The All Weather Trader by Tom Basso

The All Weather Trader by Tom Basso

Author:Tom Basso
Language: eng
Format: epub
Publisher: enjoytheride.world LLC
Published: 2023-02-23T00:00:00+00:00


Let’s get into what I consider to be Counter-Trend Trading. I look at overbought/oversold conditions and set up the trade in the opposite direction. If conditions on whatever oscillator I use indicate that the market is oversold after falling significantly, then I’m looking to buy. I then use an extremely short-term Buy/Sell engine to trigger a trend-following trade to the upside. I place my stop at the indicators in the opposite direction.

The time periods are different from my long-term trend-following timing models. When looking to capture very long-term trends in something like my Sector ETF Timing, I use fifty days for my sell stops and twenty-one days for my buy stops. In Counter-Trend Trading, I would opt for something between one and three days, depending on whether it is in the futures markets or the stock markets. You can dial it in wherever you wish, but the important point is to make it a lot shorter time period than longer-term trend-following models you might have in the portfolio. You want to pick up profits in the sideways, so trades are going to be shorter, profit-to-loss ratios smaller, and trades a lot more frequent.

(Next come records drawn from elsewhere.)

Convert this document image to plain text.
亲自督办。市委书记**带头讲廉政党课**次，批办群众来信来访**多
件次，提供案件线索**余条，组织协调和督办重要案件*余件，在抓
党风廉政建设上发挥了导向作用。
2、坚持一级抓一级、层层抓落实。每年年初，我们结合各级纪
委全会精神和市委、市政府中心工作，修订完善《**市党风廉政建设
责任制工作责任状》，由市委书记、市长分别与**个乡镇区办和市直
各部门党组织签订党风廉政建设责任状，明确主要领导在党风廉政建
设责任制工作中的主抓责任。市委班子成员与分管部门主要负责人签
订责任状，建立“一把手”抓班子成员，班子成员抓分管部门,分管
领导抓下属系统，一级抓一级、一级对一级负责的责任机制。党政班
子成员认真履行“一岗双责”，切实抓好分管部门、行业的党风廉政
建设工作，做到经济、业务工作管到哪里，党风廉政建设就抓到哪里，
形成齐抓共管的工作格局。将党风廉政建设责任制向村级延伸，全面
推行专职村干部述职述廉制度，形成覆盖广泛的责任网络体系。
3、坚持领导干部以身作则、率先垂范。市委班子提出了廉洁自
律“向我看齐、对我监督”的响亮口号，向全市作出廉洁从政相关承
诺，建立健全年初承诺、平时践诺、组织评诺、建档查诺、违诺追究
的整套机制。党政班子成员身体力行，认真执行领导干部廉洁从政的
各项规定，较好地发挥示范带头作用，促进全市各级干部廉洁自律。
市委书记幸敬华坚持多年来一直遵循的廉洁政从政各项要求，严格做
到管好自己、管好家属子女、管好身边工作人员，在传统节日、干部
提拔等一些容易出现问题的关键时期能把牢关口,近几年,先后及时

Because the profit-to-loss ratio of Counter-Trend models is lower than typical long-term trend-following models, you’ll expect a higher profit/loss reliability percent on the trades. You should be striving for more than 50 percent on these types of strategies, but smaller profits on positive trades. A trick I’ve learned to use is to put on a normal position, then liquidate half of the position at a profit equal to the risk on the trade. In this way, that trade immediately becomes a low-risk trade, and the remaining position can be allowed to run like a typical trend-following trade, albeit for what will likely be a shorter time period.

Several things you can note looking at the statistics on these runs. First, let’s remember that the same exact portfolio was used in the case of both the long-term and short-term strategies. Also keep in mind that the same three indicator package of Donchian, Keltner, and Bollinger was used in both cases. Normally, in the real world, I might mix up the indicators a bit to diversify by indicator, but I didn’t in these cases to show some simple concepts. The number of trades in the short-term simulation is off the chart at 19,750 trades over the period. That would be a lot of work to keep up with and probably is not easy for many traders out there, but I wanted to show you how blending in something like this different short-term strategy can provide some diversification to longer-term strategies.